Bayanlardan asırlarca sanat yapmaları beklenmemiştir, o yüzden bizden evvelki her milletten bayan sanatkarın özgürlük gayreti bizim için çok manalıdır.
Bayanların yaptığı sanatın ayırıcı özelliği her vakit yapıtlarına yansımak durumunda değildir lakin her adımda öznesi olmadığı, yalnızca bir imge olarak yer aldığı tarihin yükü altındadır. Lakin savaş, kan ve şiddetten de sorumlu değildir. Vakitle bayan sanatkarlar bu durumu avantaja çevirmeyi bildiler ve büyük dâhi erkek sanatçı ikonunu yıkarak sanatın o hoş hafifliğini ve sevincini de yaşadılar.

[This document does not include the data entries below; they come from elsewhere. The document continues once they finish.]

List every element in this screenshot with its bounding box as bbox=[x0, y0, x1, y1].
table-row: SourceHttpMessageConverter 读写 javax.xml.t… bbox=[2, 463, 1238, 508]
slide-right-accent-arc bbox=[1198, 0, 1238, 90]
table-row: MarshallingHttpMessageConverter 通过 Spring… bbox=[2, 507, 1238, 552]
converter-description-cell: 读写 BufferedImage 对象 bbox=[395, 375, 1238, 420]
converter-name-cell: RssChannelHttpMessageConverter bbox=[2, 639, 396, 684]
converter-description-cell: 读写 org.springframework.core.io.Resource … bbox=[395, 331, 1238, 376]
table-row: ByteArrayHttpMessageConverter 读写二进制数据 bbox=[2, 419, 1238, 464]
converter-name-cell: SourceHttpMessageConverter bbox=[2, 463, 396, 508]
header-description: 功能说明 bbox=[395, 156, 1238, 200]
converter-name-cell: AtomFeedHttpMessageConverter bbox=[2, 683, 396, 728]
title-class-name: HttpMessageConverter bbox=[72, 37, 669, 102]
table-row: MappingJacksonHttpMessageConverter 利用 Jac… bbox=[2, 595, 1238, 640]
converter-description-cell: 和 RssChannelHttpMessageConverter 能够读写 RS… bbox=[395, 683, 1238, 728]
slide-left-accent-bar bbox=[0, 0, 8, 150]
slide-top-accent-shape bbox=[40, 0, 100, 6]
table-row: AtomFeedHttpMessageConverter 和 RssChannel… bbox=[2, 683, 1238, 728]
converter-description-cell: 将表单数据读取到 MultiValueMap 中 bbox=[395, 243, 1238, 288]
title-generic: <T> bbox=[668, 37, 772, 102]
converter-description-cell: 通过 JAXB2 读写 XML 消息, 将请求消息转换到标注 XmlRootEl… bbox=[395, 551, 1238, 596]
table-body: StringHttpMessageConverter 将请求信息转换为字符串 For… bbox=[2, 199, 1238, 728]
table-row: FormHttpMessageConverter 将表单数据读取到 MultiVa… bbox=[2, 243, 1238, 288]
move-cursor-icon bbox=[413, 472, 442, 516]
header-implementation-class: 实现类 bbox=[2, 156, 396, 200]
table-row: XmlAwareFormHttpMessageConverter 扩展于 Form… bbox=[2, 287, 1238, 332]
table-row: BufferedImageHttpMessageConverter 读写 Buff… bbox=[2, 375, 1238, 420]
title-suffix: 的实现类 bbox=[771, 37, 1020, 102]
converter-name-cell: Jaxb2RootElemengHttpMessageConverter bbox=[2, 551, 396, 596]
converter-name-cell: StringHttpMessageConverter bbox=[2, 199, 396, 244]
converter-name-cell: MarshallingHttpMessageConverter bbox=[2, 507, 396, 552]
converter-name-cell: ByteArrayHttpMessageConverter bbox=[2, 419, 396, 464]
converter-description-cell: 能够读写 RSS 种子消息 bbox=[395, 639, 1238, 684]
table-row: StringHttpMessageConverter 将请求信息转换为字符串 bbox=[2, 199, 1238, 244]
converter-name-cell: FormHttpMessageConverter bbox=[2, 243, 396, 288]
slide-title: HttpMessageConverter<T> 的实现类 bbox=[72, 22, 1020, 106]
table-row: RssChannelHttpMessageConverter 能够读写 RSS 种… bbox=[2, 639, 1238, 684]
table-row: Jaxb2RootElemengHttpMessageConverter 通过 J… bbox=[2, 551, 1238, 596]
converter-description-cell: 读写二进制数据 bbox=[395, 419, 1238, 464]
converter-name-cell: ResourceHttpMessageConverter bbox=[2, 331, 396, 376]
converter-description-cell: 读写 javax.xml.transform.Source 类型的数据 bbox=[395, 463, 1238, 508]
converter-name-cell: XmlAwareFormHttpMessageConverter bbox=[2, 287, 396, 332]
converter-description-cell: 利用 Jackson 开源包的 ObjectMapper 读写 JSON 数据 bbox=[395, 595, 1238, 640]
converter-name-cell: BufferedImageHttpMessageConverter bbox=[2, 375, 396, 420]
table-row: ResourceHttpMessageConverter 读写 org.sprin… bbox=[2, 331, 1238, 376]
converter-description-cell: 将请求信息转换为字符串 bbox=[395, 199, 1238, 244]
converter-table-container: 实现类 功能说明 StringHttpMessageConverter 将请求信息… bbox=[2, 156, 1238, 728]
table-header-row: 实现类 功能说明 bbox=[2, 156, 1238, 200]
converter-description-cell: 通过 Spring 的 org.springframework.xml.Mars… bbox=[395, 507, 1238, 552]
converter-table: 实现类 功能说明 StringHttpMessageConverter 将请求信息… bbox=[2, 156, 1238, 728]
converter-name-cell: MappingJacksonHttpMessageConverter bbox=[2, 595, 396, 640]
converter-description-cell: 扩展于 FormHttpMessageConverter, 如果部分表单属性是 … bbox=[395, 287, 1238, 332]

Bayanların yarattığı kimi sanatsal pratikler o denli yenilikçi ve cömertti ki dünya barışı için dayanışmanın yuvası oldu.
Kimi bayan sanatkarlar performansla kendi vücutlarını bir sahne üzere dünyaya açarak bilgili kimlik ve dışlama siyasetlerinin bâtın oyunlarını sergiledi.
Kazıyıp çıkardılar…
Bayan sanatkarlar kendileriyle o kadar çok uğraştılar ve o kadar sahiciydiler ki gerçek yüzlerine ulaşmak için şahsen kendilerini kullanarak bilinçaltına sızan, bazen de fark etmeden ellerine kollarına sinmiş ayrımcı, ırkçı, dışlayıcı her türlü his ve alışkanlıkları bıçakla kazıyıp çıkardılar ve önünüze fırlattılar.
Zira annelerimiz uygar, itaatkâr ve uyumlu kızlar yetiştirmek istedi. O yüzden konutlarımızı terk etmemiz vakit aldı. Artık yüksek sesle konuşuyor, haksızlıklara karşı çıkıyor, coşkuyla isyan ediyor ve mükemmel fotoğraflar yapmak için utanmadan büyük bir istek duyuyoruz.
Feminist ideoloji, cinsiyetçi, ikiyüzlü kimlik siyasetlerini legalleştiren sanat tarihi yazılımını altüst etmiştir. 21. yüzyıla gelindiğinde geride bayan sanatkarların sanat formlarını ve lisanını nasıl dönüştürdükleri tıpkı vakitte toplumların öyküsüdür, bu çok derin ve manalı bir insanlık deneyimidir.
O yüzden artık, bu yeni dünyada, erkeklerin özgürlüğü bayanlara bağlıdır. Bayanların ve hepimizin özgürlüğü, beyazların özgürlüğü siyahlara, Kürt bayan, göçmen bayan, LGBTİ+ ve her sınıftan bayanın, çocuğun, erkeğin özgürlüğüne bağlıdır. Bu yüzden bayan hareketi bu kadar cömert ve kucaklayıcıdır, hafızasında bayan sanatkarların heyecan verici çabası vardır.